Once the actors finished, they took their places among the audience and Doerries stepped forward to facilitate, asking questions of the room and the global Zoom audience: “Despite the cultural and temporal distance, what spoke to you tonight as you listened to these intrepid artists and public servants read the words of Sophocles? What moved you? What resonated with you? What was true?”»

The responses were immediate, raw and thoughtful. Megan Blue, an undergraduate studying environmental sustainability at Georgetown, drew a direct line between Oedipus’s treatment of Tiresias and the modern treatment of climate scientists.

She told the assembly:I feel like that’s so reflective of what we’re seeing with climate denial and the way that a lot of people are pushing back and challenging experts and scientists and scientific facts, because the reality of the climate crisis is that we need this fundamental shift in the ways we are and the values ​​that underpin our system..

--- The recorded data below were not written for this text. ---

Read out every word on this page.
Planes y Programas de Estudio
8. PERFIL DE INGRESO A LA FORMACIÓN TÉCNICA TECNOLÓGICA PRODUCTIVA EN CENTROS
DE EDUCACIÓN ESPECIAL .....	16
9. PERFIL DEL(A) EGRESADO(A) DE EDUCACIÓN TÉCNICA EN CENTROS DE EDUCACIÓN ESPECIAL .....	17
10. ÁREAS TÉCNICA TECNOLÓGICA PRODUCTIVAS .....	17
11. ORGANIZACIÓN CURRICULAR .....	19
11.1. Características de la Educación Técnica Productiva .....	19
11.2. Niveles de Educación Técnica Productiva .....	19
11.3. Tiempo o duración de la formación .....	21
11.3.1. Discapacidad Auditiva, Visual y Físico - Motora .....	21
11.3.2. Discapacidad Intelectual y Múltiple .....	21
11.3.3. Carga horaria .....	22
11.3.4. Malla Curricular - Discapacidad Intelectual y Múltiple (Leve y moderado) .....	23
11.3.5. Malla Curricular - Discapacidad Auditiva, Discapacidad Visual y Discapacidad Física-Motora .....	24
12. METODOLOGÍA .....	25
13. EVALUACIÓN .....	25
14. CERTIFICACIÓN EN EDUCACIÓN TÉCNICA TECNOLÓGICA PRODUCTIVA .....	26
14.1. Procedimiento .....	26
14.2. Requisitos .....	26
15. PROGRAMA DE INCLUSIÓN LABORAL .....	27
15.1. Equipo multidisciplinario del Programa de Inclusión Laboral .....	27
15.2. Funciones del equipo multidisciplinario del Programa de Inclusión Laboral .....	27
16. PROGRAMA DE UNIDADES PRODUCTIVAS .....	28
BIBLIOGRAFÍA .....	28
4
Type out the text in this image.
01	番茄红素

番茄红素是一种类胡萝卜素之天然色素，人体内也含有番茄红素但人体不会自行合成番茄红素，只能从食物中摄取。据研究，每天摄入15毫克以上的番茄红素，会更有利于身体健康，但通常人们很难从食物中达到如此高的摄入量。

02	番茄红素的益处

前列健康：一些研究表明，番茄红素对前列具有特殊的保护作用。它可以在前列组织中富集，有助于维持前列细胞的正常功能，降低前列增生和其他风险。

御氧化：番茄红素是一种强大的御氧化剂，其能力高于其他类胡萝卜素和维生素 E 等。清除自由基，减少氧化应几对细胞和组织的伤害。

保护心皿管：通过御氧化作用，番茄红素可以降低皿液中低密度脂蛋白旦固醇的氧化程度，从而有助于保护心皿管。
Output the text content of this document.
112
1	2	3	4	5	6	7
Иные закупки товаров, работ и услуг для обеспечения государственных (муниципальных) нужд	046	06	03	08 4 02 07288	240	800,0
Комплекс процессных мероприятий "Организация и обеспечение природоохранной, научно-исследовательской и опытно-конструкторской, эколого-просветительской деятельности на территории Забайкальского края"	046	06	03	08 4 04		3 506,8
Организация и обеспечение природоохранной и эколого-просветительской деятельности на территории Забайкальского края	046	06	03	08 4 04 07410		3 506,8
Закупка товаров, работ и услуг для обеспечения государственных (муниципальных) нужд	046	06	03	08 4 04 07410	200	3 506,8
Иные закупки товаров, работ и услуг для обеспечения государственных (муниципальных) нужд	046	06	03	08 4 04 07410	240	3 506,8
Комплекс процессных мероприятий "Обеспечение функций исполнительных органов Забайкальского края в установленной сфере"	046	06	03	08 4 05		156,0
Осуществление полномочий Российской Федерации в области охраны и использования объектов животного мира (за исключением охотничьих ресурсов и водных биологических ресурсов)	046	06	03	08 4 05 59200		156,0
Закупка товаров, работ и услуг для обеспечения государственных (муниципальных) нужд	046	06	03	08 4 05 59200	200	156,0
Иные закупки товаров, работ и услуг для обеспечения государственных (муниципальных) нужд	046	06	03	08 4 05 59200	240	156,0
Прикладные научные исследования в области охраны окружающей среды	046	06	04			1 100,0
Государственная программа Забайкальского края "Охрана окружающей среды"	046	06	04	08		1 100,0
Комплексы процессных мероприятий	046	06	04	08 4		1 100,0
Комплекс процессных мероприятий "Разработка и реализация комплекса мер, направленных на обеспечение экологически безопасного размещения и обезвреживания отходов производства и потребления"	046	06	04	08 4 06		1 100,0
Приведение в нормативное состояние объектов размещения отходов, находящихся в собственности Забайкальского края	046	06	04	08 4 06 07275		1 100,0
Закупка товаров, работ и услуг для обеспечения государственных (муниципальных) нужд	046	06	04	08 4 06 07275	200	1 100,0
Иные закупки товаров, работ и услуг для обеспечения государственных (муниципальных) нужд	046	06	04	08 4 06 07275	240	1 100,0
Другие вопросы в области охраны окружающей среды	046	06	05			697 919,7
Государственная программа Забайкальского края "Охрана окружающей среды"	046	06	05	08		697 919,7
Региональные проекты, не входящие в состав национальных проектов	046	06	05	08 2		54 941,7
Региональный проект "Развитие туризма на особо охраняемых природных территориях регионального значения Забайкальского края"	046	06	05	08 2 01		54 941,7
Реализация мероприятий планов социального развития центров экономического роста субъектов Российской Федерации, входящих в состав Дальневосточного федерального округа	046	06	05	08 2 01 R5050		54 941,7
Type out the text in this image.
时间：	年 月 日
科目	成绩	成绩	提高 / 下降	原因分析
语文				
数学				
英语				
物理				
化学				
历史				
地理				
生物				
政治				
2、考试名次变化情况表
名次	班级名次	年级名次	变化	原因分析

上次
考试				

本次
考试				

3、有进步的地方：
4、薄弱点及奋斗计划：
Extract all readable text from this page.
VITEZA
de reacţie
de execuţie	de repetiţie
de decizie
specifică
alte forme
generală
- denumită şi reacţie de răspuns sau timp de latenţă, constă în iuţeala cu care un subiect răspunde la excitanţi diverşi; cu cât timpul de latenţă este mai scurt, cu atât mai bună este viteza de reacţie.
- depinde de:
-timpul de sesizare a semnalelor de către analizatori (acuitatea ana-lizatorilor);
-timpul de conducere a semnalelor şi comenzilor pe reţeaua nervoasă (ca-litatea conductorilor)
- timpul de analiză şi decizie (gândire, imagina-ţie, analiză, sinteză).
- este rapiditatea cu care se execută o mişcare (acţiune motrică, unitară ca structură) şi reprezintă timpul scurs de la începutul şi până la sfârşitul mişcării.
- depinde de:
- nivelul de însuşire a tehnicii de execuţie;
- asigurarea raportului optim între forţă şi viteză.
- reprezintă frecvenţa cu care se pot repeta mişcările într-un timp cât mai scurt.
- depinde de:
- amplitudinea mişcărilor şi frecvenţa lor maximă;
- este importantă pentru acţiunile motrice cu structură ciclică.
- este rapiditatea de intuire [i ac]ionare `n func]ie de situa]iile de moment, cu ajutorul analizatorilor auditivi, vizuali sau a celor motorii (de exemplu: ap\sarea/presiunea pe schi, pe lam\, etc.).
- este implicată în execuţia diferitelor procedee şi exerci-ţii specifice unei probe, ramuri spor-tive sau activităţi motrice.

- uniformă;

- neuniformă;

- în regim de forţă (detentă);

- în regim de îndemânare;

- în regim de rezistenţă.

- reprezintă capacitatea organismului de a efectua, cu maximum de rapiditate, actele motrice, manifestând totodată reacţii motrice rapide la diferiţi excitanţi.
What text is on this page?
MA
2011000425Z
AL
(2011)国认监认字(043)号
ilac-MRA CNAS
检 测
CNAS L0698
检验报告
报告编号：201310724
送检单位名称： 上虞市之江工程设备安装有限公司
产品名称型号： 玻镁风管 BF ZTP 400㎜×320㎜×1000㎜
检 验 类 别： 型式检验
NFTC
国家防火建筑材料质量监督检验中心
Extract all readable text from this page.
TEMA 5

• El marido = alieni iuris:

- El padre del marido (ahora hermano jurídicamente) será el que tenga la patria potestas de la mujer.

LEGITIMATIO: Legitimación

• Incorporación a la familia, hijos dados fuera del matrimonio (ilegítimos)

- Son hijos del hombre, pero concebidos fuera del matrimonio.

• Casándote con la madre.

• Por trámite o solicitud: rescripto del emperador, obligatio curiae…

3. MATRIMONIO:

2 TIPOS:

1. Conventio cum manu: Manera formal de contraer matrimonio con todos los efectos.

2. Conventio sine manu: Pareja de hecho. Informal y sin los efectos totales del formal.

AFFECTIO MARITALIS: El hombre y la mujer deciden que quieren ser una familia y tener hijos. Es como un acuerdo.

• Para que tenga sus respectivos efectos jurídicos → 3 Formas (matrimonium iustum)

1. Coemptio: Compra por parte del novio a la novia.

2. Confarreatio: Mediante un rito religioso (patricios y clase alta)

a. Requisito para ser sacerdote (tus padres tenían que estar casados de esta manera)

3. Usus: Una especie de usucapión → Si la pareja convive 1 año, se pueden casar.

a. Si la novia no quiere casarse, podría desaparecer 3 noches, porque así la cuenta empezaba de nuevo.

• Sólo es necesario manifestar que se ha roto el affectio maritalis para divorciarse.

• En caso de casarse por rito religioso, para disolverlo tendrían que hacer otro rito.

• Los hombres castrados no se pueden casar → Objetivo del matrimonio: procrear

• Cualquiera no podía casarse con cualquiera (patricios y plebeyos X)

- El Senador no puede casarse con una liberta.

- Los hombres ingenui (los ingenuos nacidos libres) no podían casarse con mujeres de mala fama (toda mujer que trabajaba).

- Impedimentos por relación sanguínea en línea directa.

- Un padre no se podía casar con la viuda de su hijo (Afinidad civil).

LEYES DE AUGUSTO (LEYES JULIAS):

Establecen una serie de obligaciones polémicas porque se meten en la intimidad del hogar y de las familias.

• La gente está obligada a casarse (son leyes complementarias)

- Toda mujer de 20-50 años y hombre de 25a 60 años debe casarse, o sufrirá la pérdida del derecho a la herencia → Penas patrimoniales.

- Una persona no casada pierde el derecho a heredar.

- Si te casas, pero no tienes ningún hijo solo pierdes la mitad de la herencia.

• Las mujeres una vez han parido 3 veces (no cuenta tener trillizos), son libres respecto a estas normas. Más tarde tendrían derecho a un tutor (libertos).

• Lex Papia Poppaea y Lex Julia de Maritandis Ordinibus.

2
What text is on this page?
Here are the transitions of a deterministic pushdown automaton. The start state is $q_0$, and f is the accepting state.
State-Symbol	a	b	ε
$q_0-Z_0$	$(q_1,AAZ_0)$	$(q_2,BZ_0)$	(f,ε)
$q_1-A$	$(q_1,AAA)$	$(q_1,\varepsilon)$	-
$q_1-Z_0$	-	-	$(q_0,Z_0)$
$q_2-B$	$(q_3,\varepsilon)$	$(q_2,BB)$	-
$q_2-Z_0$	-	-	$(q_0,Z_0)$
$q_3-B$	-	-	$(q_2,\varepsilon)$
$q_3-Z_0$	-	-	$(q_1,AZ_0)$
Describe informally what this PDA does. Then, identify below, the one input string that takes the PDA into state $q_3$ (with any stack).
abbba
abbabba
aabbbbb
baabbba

Michaela Harrison, a Georgetown graduate, said the line that stuck with her was: “What is wrong with you, you miserable men?” There were shouts of agreement throughout the auditorium. She commented: “We have so many people right now who are close to the most powerful but are so afraid to tell the truth, are so afraid to stand on the truth and trust in the power of telling the truth. »

Joining via Zoom from New Orleans, Nathaniel Rich, a novelist and environmental scholar, highlighted citizens’ desperate need to find a scapegoat. While it’s easy to blame oil and gas executives or denialist political parties, Rich said, climate change leaves everyone with a “sickening feeling” of complicity. “We cannot escape our participation in the problem, no matter how virtuous we are. »

A spectator on the balcony warned that the planet is heading toward a worst-case scenario, but humans have the power to stop it. He said: “I believe the answer is that we tell the truth and we listen to those who deny it. In the last election, more than half of the people who voted elected Donald Trump in the general vote. They have a point of view, they have a position and we have to learn where they are coming from and we tell them the truth so they can listen to us.”

But Doerries kept a thread of hope throughout the evening. The last word went to a freshman who said, “I don’t think what happened to Oedipus was inevitable,” he said firmly. “We are Oedipus before the miserable ending, before the disgrace. The end of the Oedipus story is a potential bad ending and we are not there yet. We have a chance to fight for a better ending, to listen to those who tell the truth.”